Na zjeździe wybrano też delegację składającą się z osób świeckich, która miała wręczyć memoriał ministrowi wyznań, prezydentowi, marszałkom obu izb parlamentu. W skład delegacji weszli: Aleksander Roczniak z Zamościa, pochodzący z Tyszowiec b. poseł ukraiński Szymon Lubarski, były senator ukraiński Jan Pasternak z Choroszczynki, Szymon Waszczuk, Jakub Bożyk, Rabczuk, Dymitr Byk.

O ile ludność rzadko występowała w obronie burzonej cerkwi, to nigdy nie zaniedbywała żadnej drogi formalnej i legalnej. Poszczególne gminy składały memoriały do Rady Ministrów, a delegacja zagrożonych powiatów na początku lipca złożyła memoriał na ręce prezydenta, premiera oraz marszałków obu izb parlamentu.
Prof. Mirosława Papierzyńska-Turek


6 lipca metropolita Dionizy wysłał telegram do premiera Felicjana Sławoja Składkowskiego i marszałka Edwarda Rydza-Śmigłego, w którym pisał: Ze względu na rozwalanie domów Bożych wierni prawosławni znajdują się w rozpaczy i wielkiej goryczy. W imię sprawiedliwości i miłości chrześcijańskiej gorąco błagam o polecenie wstrzymania rozbiórki domów Bożych.

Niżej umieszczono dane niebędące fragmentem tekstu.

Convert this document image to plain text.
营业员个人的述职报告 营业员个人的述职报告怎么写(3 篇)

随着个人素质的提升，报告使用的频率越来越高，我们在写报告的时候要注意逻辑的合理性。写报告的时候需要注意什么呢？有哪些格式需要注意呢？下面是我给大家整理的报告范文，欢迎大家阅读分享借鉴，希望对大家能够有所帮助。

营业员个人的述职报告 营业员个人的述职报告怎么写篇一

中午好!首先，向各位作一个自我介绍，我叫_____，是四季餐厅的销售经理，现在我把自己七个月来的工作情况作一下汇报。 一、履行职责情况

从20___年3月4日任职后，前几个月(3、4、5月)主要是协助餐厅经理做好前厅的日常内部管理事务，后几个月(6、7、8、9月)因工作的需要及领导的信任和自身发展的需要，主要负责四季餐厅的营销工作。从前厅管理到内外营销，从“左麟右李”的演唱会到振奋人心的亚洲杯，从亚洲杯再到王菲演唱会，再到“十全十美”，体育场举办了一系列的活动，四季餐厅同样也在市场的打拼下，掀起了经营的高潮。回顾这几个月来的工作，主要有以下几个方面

16 lipca 1938 r. w związku z sytuacją na Chełmszczyźnie i Podlasiu zebrał się w Warszawie Sobór Biskupów Autokefalicznego Kościoła Prawosławnego w Polsce. Uchwalono na nim tekst memorandum do władz państwa: prezydenta, premiera, marszałka Sejmu , w którym hierarchowie pisali m. in.:
Jeszcze tak niedawno nikomu nie mogło przyjść do głowy, że tak bliski jest srogi i niezasłużony cios, który spadnie na świątynie chrześcijańskie w kraju chrześcijańskim, a który można przyrównać do tego, co dzieje się w krajach bezbożniczych. […] Popełniono okropną niesprawiedliwość, żadne błagania nie były w stanie zmienić tych okrutnych i nieprawych zarządzeń i czynów. Jęki i gorzkie łzy zgnębionego ludu, który naocznie widział zniszczenie i pohańbienie swych świątyń, rzekami płyną do nas i gotowe są pochłonąć nas. I podzielając wielki smutek naszych wiernych, my, arcypasterze Kościoła prawosławnego w Polsce, łączymy obecnie nasze westchnienia i smutek ze smutkiem naszego ludu, który przejdzie do historii opłakanego 1938 roku, który, jako, jubileuszowy rok naszego chrztu, miał być szczęśliwym i radosnym. […] Obecnie więc wypowiadamy nasz gorzki smutek przed obliczem Przedstawicieli Najwyższej Władzy Chrześcijańskiej Polski, że taka okropna niesprawiedliwość, z podeptaniem prawdy Chrystusowej i miłości, została dokonana względem nas – chrześcijan w chrześcijańskim kraju.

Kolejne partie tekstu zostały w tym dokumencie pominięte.